You’re really not struggling folks

Those of you who follow national politics and who watched last night's debate would have heard the opposition leader telling us, once again, that 'working families' are doing it tough and when John Howard says they've never been better off, it's just arrogance and out-of-touchness (he invented the word last night OK). Most of you will also know Kevin Rudd's always saying, "Can I just say something to Mr. Howard, let's put all the facts on the table". OK then Mr. Rudd, let us put all the facts on the table.
The Age - Offering support to Prime Minister John Howard's thesis that families have never been more prosperous, the left-leaning Australian Institute suggests typical middle-class families "are doing very well" — and has set out to prove the case. Defining a typical family as a couple household with children, the institute has used data from the Australian Bureau of Statistics and the Household, Income and Labour Dynamics in Australia (HILDA) survey to expose the true financial accounts of the great Australian middle class. The answer to whether the burden of paying mortgages is suffocating such families, for example, is an emphatic no.

The study defines "middle-class" households as those between the 30th and 80th percentiles of income earned; nearly two-thirds in this category did not have mortgages. Among those with mortgages, nearly 80 per cent of the loans were for less than $200,000 — and within this category half owed no more than $100,000. Among middle-class households, the median mortgage across Australia was $125,000; in Melbourne it was $146,000. Strikingly, only 8 per cent of middle-class households nationally were weighed down by mortgages of more than $200,000. "The usual rhetoric about 'mortgage stress' applies to only a small proportion of the population, yet we are given the impression that most people are experiencing financial hardship," said the institute's director, Clive Hamilton.

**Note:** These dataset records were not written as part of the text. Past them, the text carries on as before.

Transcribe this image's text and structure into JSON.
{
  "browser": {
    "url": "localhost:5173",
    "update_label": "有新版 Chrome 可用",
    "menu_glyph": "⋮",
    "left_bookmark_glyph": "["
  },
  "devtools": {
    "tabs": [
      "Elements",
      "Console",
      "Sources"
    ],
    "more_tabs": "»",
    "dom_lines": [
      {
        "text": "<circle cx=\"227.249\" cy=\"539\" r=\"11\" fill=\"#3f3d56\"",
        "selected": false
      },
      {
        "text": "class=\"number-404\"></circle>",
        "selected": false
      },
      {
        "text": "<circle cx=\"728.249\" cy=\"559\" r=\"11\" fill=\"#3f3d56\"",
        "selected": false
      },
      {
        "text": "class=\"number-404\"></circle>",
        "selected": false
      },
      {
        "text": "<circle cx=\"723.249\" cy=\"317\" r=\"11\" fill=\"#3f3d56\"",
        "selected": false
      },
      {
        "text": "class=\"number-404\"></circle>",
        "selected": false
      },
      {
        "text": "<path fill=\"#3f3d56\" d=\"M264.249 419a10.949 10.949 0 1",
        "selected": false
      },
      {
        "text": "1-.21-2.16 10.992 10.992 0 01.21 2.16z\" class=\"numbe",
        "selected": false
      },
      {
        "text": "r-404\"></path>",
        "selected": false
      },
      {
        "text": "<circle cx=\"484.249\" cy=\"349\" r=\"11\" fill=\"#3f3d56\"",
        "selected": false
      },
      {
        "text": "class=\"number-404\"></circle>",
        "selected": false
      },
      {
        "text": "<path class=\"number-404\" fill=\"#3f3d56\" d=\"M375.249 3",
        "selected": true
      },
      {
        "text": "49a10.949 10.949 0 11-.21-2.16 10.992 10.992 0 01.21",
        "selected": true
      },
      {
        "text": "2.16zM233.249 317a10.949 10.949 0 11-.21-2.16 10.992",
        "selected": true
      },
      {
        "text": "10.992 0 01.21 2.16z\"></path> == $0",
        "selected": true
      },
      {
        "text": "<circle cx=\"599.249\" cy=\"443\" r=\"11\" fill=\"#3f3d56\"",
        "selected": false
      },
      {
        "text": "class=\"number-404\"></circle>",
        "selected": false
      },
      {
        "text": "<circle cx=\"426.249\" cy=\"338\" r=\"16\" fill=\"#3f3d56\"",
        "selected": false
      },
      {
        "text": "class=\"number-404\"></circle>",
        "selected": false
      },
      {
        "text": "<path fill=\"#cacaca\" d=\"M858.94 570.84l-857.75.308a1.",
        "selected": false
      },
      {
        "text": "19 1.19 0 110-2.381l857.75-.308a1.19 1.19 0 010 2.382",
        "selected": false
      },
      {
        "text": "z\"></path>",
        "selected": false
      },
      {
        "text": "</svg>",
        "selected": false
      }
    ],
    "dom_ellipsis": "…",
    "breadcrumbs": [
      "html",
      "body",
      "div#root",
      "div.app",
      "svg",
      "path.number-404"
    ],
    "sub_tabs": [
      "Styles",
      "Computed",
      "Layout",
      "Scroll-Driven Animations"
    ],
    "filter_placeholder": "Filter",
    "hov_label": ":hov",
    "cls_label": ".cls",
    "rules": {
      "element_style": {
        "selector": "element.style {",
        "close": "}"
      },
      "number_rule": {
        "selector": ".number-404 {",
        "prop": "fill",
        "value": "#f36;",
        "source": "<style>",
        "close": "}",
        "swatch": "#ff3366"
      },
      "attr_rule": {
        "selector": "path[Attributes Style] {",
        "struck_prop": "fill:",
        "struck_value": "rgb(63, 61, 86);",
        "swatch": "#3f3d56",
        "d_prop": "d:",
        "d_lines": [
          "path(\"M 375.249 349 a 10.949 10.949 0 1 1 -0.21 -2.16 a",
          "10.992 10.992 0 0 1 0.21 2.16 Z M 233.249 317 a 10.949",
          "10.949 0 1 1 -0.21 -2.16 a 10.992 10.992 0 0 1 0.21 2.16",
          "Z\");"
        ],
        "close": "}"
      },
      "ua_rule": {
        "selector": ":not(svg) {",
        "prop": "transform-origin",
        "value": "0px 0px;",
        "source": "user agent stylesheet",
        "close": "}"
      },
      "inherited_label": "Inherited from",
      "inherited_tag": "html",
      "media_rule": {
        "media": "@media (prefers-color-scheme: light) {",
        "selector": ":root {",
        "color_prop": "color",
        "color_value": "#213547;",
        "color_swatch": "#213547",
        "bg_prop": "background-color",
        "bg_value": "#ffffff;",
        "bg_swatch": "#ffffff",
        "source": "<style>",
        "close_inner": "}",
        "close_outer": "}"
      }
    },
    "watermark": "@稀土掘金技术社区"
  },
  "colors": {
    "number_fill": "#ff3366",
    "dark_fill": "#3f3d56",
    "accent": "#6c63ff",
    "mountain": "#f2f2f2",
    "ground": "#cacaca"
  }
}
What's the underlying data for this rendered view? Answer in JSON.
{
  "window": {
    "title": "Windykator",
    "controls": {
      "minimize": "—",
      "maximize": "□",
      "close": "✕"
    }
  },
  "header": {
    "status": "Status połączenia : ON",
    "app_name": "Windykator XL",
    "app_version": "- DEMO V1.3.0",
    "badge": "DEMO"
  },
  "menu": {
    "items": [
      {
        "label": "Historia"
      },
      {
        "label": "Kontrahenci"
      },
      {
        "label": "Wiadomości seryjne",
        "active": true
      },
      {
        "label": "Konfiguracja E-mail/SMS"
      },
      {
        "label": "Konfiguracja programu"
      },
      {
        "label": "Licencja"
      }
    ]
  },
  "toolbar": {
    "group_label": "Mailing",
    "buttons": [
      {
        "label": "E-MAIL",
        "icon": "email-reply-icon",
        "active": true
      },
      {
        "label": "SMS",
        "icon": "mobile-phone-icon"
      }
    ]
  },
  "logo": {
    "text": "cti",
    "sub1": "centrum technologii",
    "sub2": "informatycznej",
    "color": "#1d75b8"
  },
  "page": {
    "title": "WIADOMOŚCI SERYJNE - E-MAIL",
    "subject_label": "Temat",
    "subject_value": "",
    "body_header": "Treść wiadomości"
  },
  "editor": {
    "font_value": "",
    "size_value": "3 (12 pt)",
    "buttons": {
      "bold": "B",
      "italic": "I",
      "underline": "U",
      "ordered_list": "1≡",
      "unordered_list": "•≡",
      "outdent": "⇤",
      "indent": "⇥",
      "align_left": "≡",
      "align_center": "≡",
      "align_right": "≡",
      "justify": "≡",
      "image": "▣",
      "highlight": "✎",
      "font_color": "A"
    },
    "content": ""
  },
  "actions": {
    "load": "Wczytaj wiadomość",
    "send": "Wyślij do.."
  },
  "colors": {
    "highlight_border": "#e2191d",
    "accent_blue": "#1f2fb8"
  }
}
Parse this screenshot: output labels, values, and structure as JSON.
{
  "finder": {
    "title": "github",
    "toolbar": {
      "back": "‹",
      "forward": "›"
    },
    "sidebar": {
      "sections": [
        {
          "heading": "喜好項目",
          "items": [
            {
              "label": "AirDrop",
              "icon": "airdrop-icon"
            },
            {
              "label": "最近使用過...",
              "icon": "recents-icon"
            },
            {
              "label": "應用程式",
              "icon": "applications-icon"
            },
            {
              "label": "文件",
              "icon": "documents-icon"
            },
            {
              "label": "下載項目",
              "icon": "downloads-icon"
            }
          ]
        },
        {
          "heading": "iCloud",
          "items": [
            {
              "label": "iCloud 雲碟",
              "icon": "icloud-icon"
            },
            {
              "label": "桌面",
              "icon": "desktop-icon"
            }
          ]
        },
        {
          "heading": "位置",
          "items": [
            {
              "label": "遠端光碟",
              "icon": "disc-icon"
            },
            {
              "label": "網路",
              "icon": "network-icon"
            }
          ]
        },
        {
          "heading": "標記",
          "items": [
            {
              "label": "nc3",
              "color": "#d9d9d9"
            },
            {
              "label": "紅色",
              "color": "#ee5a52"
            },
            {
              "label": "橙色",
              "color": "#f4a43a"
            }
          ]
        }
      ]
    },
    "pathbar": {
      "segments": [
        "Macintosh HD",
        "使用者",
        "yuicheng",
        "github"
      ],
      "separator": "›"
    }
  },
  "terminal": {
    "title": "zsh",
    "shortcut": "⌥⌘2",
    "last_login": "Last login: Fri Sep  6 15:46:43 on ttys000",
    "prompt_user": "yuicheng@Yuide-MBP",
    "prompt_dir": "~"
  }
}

"The question arises: why is there such a gap between the healthy financial position of the Australian middle class and the levels of imagined hardship? One explanation is that middle-class households hear politicians telling them they are doing it tough — and they begin to believe it." In a further fillip for Mr Howard, the study confirmed that the incomes of all groups increased in the past 11 years of Coalition rule. The average real income of the middle class rose 27 per cent over the 11 years to 2005-06, and high-income households experienced an increase of 31 per cent. While income inequality in Australia increased "a little" over the past decade, low-income household incomes also rose by 33 per cent.
And I wonder which politician and which political party is constantly telling us how terrible things are and we're all eating from dumpsters. I wonder now, who's running the scare campaign, the mother of all negative campaigns. Maybe Kevin Rudd and his band of lemon-sucking leftists are talking about themselves and not 'working families' at all. Careful Mr. Rudd, no I'm not talking about your taste for ear wax, I'm talking about what you wish for, you might just get it. Spread the word folks.